There are a number of other groups too, but no one really pays attention to them.

It’s election time and there are several open positions at the United Supper Association.  The Foodie and Healthie groups are both hoping to get members of their group into some key positions to turn their ideas into law.

The Healthie group votes to select their representative – who will go on to the general election where everyone votes – and of the list of candidates, one starts to emerge as a clear winner.  Turns out, this candidate is a former member of the Foodie group.  Healthie group chair person is worried that this particular member, a former Foodie, won’t stay true to the Healthie group’s objectives.  She’s got to do something to prevent the former Foodie from making it to the ballot.

And that’s how law makers started putting together complicated ways to filter out candidates –  to protect party objectives.

A convention and caucus system was created to filter candidates.  So if a Foodie or anyone else tries to run as a Healthie, the impostor will be found out and won’t make it past the convention and onto the ballot.

Bringing it back to the real world for a moment, we have a real problem in my state.  We’ve become so caught up in these ideologies and agendas that we’ve stopped seeing each other as fellow citizens!  We struggle to see compromise, commonality, and simple common sense.   And the complex caucus and convention system doesn’t help.  In fact, in many neighborhoods, it works to further divide friend and neighbor.

The political party I joined doesn’t select delegates at the caucuses.  Instead, every registered member is automatically a delegate.  There isn’t a concern about ideological purity because commonality and common sense are more important.  Why not see the good in the Foodie, Healthie, and a variety of other groups?

So, anyway, what’s it like in your state?





  1. I’ve also been confused by what a caucus is.
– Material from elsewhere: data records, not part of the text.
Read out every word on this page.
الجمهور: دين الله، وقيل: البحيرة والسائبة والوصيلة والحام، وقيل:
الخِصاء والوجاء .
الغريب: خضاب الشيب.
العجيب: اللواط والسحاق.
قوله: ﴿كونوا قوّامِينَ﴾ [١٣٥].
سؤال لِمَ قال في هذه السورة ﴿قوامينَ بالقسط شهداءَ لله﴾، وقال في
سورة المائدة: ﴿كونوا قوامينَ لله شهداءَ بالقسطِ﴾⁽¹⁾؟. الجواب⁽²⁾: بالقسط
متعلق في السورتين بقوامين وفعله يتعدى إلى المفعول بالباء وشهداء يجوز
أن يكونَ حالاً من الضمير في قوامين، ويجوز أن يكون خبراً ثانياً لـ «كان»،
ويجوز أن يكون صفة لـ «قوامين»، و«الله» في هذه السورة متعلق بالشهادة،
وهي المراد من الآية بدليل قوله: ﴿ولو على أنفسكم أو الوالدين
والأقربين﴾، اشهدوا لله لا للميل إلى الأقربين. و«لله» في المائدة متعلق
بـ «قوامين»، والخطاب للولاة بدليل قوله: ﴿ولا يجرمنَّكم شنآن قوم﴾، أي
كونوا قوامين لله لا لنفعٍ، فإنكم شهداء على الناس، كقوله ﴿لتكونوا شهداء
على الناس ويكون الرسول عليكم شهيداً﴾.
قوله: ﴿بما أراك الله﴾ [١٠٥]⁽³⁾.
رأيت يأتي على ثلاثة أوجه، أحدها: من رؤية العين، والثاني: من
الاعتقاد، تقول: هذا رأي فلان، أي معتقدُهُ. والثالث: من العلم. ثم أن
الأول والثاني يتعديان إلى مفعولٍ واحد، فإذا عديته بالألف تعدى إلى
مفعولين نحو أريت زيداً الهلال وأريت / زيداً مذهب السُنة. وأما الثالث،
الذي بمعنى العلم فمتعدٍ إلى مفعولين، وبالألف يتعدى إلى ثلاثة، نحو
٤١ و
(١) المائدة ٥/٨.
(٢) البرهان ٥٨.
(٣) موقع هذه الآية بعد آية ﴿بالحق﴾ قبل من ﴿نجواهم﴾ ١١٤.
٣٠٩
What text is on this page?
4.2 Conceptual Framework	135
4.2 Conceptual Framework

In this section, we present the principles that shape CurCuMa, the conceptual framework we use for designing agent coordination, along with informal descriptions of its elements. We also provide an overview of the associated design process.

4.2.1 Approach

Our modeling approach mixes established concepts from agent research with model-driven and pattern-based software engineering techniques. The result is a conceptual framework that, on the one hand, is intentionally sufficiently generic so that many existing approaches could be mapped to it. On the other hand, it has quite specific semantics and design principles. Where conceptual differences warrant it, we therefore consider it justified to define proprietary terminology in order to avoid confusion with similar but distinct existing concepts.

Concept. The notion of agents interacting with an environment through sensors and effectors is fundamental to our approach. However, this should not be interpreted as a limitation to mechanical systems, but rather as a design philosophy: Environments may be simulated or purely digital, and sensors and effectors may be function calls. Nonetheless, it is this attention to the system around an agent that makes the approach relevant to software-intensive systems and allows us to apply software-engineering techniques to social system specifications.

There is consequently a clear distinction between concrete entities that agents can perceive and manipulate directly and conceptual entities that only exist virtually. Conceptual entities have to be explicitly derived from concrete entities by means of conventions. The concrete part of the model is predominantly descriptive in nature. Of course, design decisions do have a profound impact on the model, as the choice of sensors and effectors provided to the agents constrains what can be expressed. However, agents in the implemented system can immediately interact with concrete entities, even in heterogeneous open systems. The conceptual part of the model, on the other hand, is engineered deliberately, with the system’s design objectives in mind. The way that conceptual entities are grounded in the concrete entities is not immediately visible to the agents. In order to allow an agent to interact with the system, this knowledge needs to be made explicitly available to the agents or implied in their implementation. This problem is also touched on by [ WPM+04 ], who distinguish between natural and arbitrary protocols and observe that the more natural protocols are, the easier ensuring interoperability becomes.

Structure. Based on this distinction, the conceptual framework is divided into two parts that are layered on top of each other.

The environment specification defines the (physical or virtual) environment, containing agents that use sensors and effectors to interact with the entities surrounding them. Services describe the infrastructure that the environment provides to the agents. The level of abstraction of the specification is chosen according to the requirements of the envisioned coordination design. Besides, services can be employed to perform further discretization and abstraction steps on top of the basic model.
I understand better from your blog post that it’s just a way of sending in one person to vote for a candidate for a section of my area (whether it be of my town or my county).

    Hmm….I liked your analogy with the Healthie and Foodie. There’s obvious prejudices between groups that don’t agree on things. At your conclusion, you make a pitch that if we can see everyone as ‘people’ and if we can find common ground, even with our disagreements, then we might have a chance to help our government get better at solving society’s problems.

    I would like that to happen.

    I’d like to see our political parties to wean themselves off of the power that comes from running the government and get back to common sense. With respect as a backdrop, I’d like for politicians to learn how to talk and listen to each other better.